Les nouvelles règles
Il faudra alors distinguer trois situations. Avant l’âge légal de départ à la retraite (variable selon les générations), tout revenu d’activité perçu entraînera une réduction de la pension de retraite à due concurrence, dès le premier euro. Ce mécanisme vise les bénéficiaires d’un départ anticipé pour carrière longue, pour les dissuader de toute reprise d’activité. Deuxième situation : entre l’âge légal de départ à la retraite et 67 ans, qui est l’âge automatique du taux plein, le cumul emploi-retraite sera soumis à certaines modalités. Ainsi, lorsque les revenus d’activité dépasseront un certain montant, la pension de retraite sera réduite à hauteur de 50 % de la part excédentaire. Il faudra suivre avec attention les seuils fixés par décret pour mesurer l’étendue de cette règle qui instaure une sorte de cumul emploi-retraite partiel. Et à compter de 67 ans ? C’est la troisième situation, dans laquelle le cumul emploi-retraite redevient tel qu’il existe actuellement (pas de plafond de revenus et nouveaux droits) dès lors qu’on liquide sa retraite à taux plein.
Fenêtre de tir
En somme, le dispositif du cumul emploi-retraite sera prochainement hiérarchisé selon l’âge, avec un recentrage assumé sur les fins de carrière tardives. Toutefois, aux yeux des experts en conseil retraite, il perd beaucoup de son intérêt. Si quelques éléments restent à préciser, notamment l’articulation de cette réforme entre les régimes de base et les régimes complémentaires (Agirc-Arrco principalement) ou encore les règles spécifiques à certains régimes spéciaux ou statuts professionnels, un point est, en revanche, certain : la réforme s’appliquera aux assurés dont la première pension de vieillesse de base prendra effet à compter du 1er janvier 2027. La réforme validée n’étant pas rétroactive, les retraités actuels faisant du cumul ne sont pas concernés par les nouvelles règles. Et tous ceux qui prendraient leur retraite à taux plein en 2026 pourraient aussi profiter du dispositif actuel.

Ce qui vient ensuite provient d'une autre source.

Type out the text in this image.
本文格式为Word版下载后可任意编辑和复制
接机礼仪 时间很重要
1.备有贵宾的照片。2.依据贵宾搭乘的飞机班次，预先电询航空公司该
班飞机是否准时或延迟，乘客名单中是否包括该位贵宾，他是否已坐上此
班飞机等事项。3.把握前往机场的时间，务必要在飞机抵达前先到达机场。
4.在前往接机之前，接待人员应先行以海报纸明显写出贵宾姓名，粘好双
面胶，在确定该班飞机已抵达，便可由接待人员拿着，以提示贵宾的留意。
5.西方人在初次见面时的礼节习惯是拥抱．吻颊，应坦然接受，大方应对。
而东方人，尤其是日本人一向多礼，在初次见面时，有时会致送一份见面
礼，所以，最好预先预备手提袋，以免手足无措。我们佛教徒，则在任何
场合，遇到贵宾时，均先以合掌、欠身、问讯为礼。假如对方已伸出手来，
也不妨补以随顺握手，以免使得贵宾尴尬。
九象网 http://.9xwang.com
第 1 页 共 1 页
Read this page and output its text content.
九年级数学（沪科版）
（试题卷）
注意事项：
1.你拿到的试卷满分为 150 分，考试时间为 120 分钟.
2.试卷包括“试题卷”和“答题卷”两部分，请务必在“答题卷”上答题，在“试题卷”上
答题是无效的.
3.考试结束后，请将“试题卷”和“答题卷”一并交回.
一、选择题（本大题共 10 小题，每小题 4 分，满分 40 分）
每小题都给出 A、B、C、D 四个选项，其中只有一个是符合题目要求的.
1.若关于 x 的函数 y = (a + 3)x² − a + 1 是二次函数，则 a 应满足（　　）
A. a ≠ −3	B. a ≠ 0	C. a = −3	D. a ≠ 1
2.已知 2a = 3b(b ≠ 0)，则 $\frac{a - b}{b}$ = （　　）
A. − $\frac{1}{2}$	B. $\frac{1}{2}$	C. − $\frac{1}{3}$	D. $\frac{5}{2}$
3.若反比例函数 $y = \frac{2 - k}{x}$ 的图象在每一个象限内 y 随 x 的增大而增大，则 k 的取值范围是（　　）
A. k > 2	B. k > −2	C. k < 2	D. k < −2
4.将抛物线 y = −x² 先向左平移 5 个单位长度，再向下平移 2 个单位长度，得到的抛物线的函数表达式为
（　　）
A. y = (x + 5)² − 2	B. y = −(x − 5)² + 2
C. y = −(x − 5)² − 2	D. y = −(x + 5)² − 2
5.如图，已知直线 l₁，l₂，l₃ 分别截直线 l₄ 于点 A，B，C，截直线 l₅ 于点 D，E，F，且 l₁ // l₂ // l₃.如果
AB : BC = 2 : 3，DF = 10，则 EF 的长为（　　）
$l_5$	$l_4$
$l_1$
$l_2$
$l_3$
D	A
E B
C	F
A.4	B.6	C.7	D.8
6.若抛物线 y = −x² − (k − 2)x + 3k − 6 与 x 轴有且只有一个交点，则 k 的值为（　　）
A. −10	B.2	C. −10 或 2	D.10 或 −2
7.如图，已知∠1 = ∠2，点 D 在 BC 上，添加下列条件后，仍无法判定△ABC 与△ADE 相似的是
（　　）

Passé cette fenêtre de tir de 2026, les stratégies bâties pour gérer les fins de carrière devront être revues. Une analyse fine et personnalisée sera vraiment nécessaire pour jongler avec d’autres solutions, tels le rachat de trimestres, la retraite progressive ou la surcote, mais aussi avec des dispositifs d’épargne individuelle, en premier lieu le PER pour les personnes fortement imposées.